Imagine an AI that doesn’t just understand commands but applies them, like a human would, across an array of simulated 3D environments.
That’s the aim of DeepMind’s (Scalable, Instructable, Multiworld Agent (SIMA).
Unlike traditional AI, which might excel in discrete tasks like strategic games or specific problem-solving, SIMA’s agents are trained to interpret human language instructions and translate them into actions using a keyboard and mouse, mimicking human interaction with a computer.
This means that whether the task is to navigate through a digital landscape, solve puzzles, or interact with objects in a game, SIMA aims to understand and execute these commands with the same intuition and adaptability as a person would.
Introducing SIMA: the first generalist AI agent to follow natural-language instructions in a broad range of 3D virtual environments and video games. 🕹️
It can complete tasks similar to a human, and outperforms an agent trained in just one setting. 🧵 https://t.co/qz3IxzUpto pic.twitter.com/02Q6AkW4uq
— Google DeepMind (@GoogleDeepMind) March 13, 2024
This project’s core is a huge and diverse dataset of human gameplay across research environments and commercial video games.
SIMA was trained and tested on a selection of nine video games through collaborations with eight game studios, including well-known titles like No Man’s Sky and Teardown. Each game challenges SIMA with different skills, from basic navigation and resource gathering to more complex activities like crafting and spaceship piloting.
SIMA’s training included four research environments to assess its physical interaction and object manipulation skills.
In terms of architecture, SIMA uses pre-trained vision and video prediction models, fine-tuned on the specific 3D settings of its game portfolio.

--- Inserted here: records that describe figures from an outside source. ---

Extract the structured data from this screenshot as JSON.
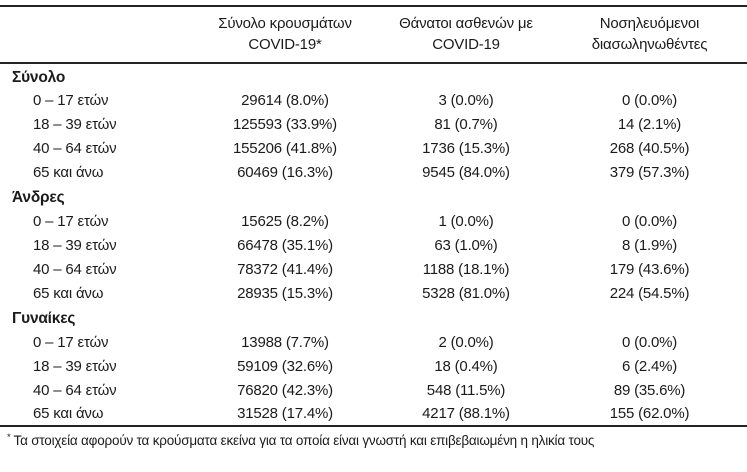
{
  "table": {
    "columns": [
      {
        "key": "age_group",
        "line1": "",
        "line2": ""
      },
      {
        "key": "cases",
        "line1": "Σύνολο κρουσμάτων",
        "line2": "COVID-19*"
      },
      {
        "key": "deaths",
        "line1": "Θάνατοι ασθενών με",
        "line2": "COVID-19"
      },
      {
        "key": "intubated",
        "line1": "Νοσηλευόμενοι",
        "line2": "διασωληνωθέντες"
      }
    ],
    "sections": [
      {
        "title": "Σύνολο",
        "rows": [
          {
            "label": "0 – 17 ετών",
            "cases": "29614 (8.0%)",
            "deaths": "3 (0.0%)",
            "intubated": "0 (0.0%)"
          },
          {
            "label": "18 – 39 ετών",
            "cases": "125593 (33.9%)",
            "deaths": "81 (0.7%)",
            "intubated": "14 (2.1%)"
          },
          {
            "label": "40 – 64 ετών",
            "cases": "155206 (41.8%)",
            "deaths": "1736 (15.3%)",
            "intubated": "268 (40.5%)"
          },
          {
            "label": "65 και άνω",
            "cases": "60469 (16.3%)",
            "deaths": "9545 (84.0%)",
            "intubated": "379 (57.3%)"
          }
        ]
      },
      {
        "title": "Άνδρες",
        "rows": [
          {
            "label": "0 – 17 ετών",
            "cases": "15625 (8.2%)",
            "deaths": "1 (0.0%)",
            "intubated": "0 (0.0%)"
          },
          {
            "label": "18 – 39 ετών",
            "cases": "66478 (35.1%)",
            "deaths": "63 (1.0%)",
            "intubated": "8 (1.9%)"
          },
          {
            "label": "40 – 64 ετών",
            "cases": "78372 (41.4%)",
            "deaths": "1188 (18.1%)",
            "intubated": "179 (43.6%)"
          },
          {
            "label": "65 και άνω",
            "cases": "28935 (15.3%)",
            "deaths": "5328 (81.0%)",
            "intubated": "224 (54.5%)"
          }
        ]
      },
      {
        "title": "Γυναίκες",
        "rows": [
          {
            "label": "0 – 17 ετών",
            "cases": "13988 (7.7%)",
            "deaths": "2 (0.0%)",
            "intubated": "0 (0.0%)"
          },
          {
            "label": "18 – 39 ετών",
            "cases": "59109 (32.6%)",
            "deaths": "18 (0.4%)",
            "intubated": "6 (2.4%)"
          },
          {
            "label": "40 – 64 ετών",
            "cases": "76820 (42.3%)",
            "deaths": "548 (11.5%)",
            "intubated": "89 (35.6%)"
          },
          {
            "label": "65 και άνω",
            "cases": "31528 (17.4%)",
            "deaths": "4217 (88.1%)",
            "intubated": "155 (62.0%)"
          }
        ]
      }
    ],
    "footnote_marker": "*",
    "footnote_text": "Τα στοιχεία αφορούν τα κρούσματα εκείνα για τα οποία είναι γνωστή και επιβεβαιωμένη η ηλικία τους"
  }
}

Unlike traditional game-playing AIs, SIMA doesn’t require source code access or custom APIs. It operates on-screen images and user-provided instructions, employing keyboard and mouse actions to execute tasks.
In its evaluation phase, SIMA demonstrated proficiency across 600 basic skills encompassing navigation, object interaction, and menu use.

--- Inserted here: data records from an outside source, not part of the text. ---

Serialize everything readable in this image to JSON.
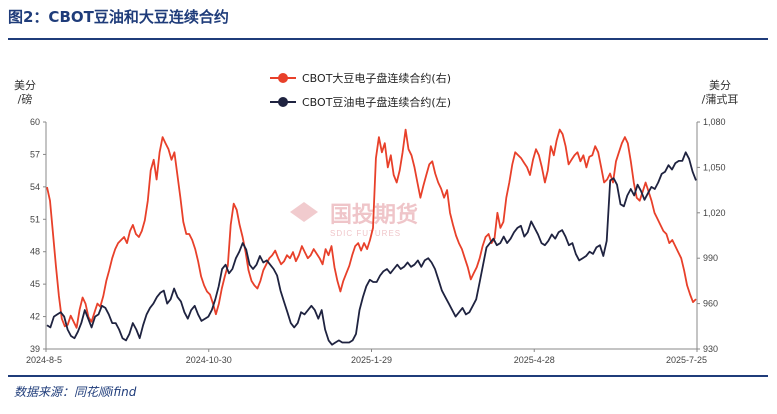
{
  "figure": {
    "title": "图2：CBOT豆油和大豆连续合约",
    "source": "数据来源：同花顺ifind"
  },
  "watermark": {
    "text": "国投期货",
    "sub": "SDIC FUTURES"
  },
  "chart_data": {
    "type": "line",
    "left_axis": {
      "unit_label_line1": "美分",
      "unit_label_line2": "/磅",
      "range": [
        39,
        60
      ],
      "ticks": [
        39,
        42,
        45,
        48,
        51,
        54,
        57,
        60
      ]
    },
    "right_axis": {
      "unit_label_line1": "美分",
      "unit_label_line2": "/蒲式耳",
      "range": [
        930,
        1080
      ],
      "ticks": [
        930,
        960,
        990,
        1020,
        1050,
        1080
      ]
    },
    "x_ticks": [
      "2024-8-5",
      "2024-10-30",
      "2025-1-29",
      "2025-4-28",
      "2025-7-25"
    ],
    "legend_position": "top-center",
    "series": [
      {
        "name": "CBOT大豆电子盘连续合约(右)",
        "axis": "right",
        "color": "#e8402a",
        "values": [
          1037,
          1028,
          1007,
          985,
          965,
          950,
          945,
          946,
          952,
          948,
          944,
          956,
          964,
          960,
          951,
          948,
          954,
          960,
          958,
          965,
          975,
          982,
          990,
          996,
          1000,
          1002,
          1004,
          1000,
          1008,
          1012,
          1006,
          1004,
          1008,
          1015,
          1028,
          1048,
          1055,
          1042,
          1060,
          1070,
          1066,
          1062,
          1055,
          1060,
          1045,
          1030,
          1014,
          1006,
          1006,
          1002,
          996,
          988,
          978,
          972,
          968,
          966,
          960,
          953,
          960,
          970,
          978,
          985,
          1012,
          1026,
          1022,
          1012,
          1004,
          994,
          982,
          975,
          972,
          970,
          975,
          982,
          986,
          990,
          992,
          995,
          990,
          986,
          988,
          992,
          990,
          994,
          988,
          992,
          998,
          994,
          990,
          992,
          996,
          993,
          990,
          986,
          996,
          992,
          998,
          984,
          975,
          968,
          975,
          980,
          985,
          992,
          998,
          1000,
          995,
          1000,
          996,
          1002,
          1010,
          1056,
          1070,
          1060,
          1066,
          1050,
          1058,
          1045,
          1040,
          1048,
          1060,
          1075,
          1062,
          1058,
          1050,
          1040,
          1030,
          1038,
          1045,
          1052,
          1054,
          1046,
          1040,
          1036,
          1030,
          1035,
          1020,
          1012,
          1005,
          1000,
          996,
          990,
          984,
          976,
          980,
          984,
          990,
          998,
          1004,
          1006,
          1000,
          1003,
          1020,
          1010,
          1014,
          1030,
          1040,
          1052,
          1060,
          1058,
          1056,
          1053,
          1050,
          1045,
          1055,
          1062,
          1058,
          1050,
          1040,
          1048,
          1064,
          1058,
          1068,
          1075,
          1072,
          1064,
          1052,
          1055,
          1058,
          1060,
          1054,
          1058,
          1050,
          1057,
          1058,
          1064,
          1060,
          1050,
          1040,
          1042,
          1046,
          1040,
          1054,
          1060,
          1066,
          1070,
          1066,
          1054,
          1040,
          1030,
          1028,
          1034,
          1040,
          1034,
          1028,
          1020,
          1016,
          1012,
          1008,
          1006,
          1000,
          1002,
          998,
          994,
          990,
          982,
          972,
          966,
          961,
          963
        ]
      },
      {
        "name": "CBOT豆油电子盘连续合约(左)",
        "axis": "left",
        "color": "#1f2340",
        "values": [
          41.2,
          41.0,
          42.0,
          42.2,
          42.4,
          42.0,
          40.8,
          40.2,
          40.0,
          40.6,
          41.4,
          42.6,
          41.8,
          41.0,
          42.0,
          42.2,
          43.0,
          42.8,
          42.2,
          41.4,
          41.4,
          40.8,
          40.0,
          39.8,
          40.4,
          41.4,
          40.8,
          40.0,
          41.2,
          42.2,
          42.8,
          43.2,
          43.8,
          44.2,
          44.4,
          43.2,
          43.6,
          44.6,
          43.8,
          43.4,
          42.4,
          41.8,
          42.6,
          43.0,
          42.2,
          41.6,
          41.8,
          42.0,
          42.6,
          43.6,
          44.8,
          46.4,
          46.8,
          46.0,
          46.4,
          47.4,
          48.0,
          48.8,
          48.2,
          46.8,
          46.4,
          46.8,
          47.6,
          47.0,
          47.2,
          46.8,
          46.4,
          45.8,
          44.4,
          43.4,
          42.4,
          41.4,
          41.0,
          41.4,
          42.4,
          42.2,
          42.6,
          43.0,
          42.6,
          41.8,
          42.6,
          40.8,
          39.8,
          39.4,
          39.6,
          39.8,
          39.6,
          39.6,
          39.6,
          39.8,
          40.4,
          42.6,
          43.8,
          44.8,
          45.4,
          45.2,
          45.2,
          45.8,
          46.2,
          46.4,
          46.0,
          46.4,
          46.8,
          46.4,
          46.6,
          47.0,
          46.6,
          46.8,
          47.2,
          46.6,
          47.2,
          47.4,
          47.0,
          46.4,
          45.4,
          44.4,
          43.8,
          43.2,
          42.6,
          42.0,
          42.4,
          42.8,
          42.2,
          42.4,
          43.0,
          43.6,
          45.2,
          46.8,
          48.4,
          48.8,
          49.2,
          48.6,
          48.8,
          49.4,
          48.8,
          49.2,
          49.8,
          50.2,
          50.4,
          49.4,
          49.8,
          50.8,
          50.2,
          49.6,
          48.8,
          48.6,
          49.0,
          49.6,
          49.2,
          49.8,
          50.0,
          49.4,
          48.6,
          48.8,
          47.8,
          47.2,
          47.4,
          47.6,
          48.0,
          47.8,
          48.4,
          48.6,
          47.6,
          49.0,
          54.6,
          54.8,
          54.2,
          52.4,
          52.2,
          53.2,
          53.8,
          53.2,
          54.2,
          53.6,
          52.8,
          53.4,
          54.0,
          53.8,
          54.4,
          55.2,
          55.4,
          56.0,
          55.6,
          56.2,
          56.4,
          56.4,
          57.2,
          56.6,
          55.4,
          54.6
        ]
      }
    ]
  }
}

What sets SIMA apart is its generality. This AI isn’t being trained to master a single game or solve a particular set of problems.
Instead, DeepMind is teaching it to be adaptable, to understand instructions, and to act on them across different virtual worlds.

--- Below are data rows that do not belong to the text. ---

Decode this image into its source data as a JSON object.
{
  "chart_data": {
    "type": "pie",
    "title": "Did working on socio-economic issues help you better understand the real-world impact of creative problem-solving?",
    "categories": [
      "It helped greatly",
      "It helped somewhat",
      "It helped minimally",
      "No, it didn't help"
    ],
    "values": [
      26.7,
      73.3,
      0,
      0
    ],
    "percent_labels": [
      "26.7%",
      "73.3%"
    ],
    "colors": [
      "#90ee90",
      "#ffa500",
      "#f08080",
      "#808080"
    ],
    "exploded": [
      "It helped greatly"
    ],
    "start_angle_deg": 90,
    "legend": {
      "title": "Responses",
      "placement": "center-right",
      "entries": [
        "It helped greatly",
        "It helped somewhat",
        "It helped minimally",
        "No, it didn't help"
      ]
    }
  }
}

Tim Harley from DeepMind explained, “It’s still very much a research project,” but in the future, “one could imagine one day having agents like SIMA playing alongside you in games with you and with your friends.”
SIMA needs only the images provided by the 3D environment and natural-language instructions given by the user. 🖱️
With mouse and keyboard outputs, it is evaluated across 600 skills, spanning areas like navigation and object interaction – such as “turn left” or “chop down tree.”… pic.twitter.com/PEPfLZv2o0
— Google DeepMind (@GoogleDeepMind) March 13, 2024
SIMA is mastering the art of understanding and acting upon our instructions by grounding language in perception and action.
DeepMind has plenty of gaming heritage stretching back to AlphaGo in 2014, which went on to beat several high-profile players of the famously complex Asian game Go.
However, SIMA goes deeper than video games, moving closer to the dream of truly intelligent, instructable AI agents that blur the lines between human and machine understanding.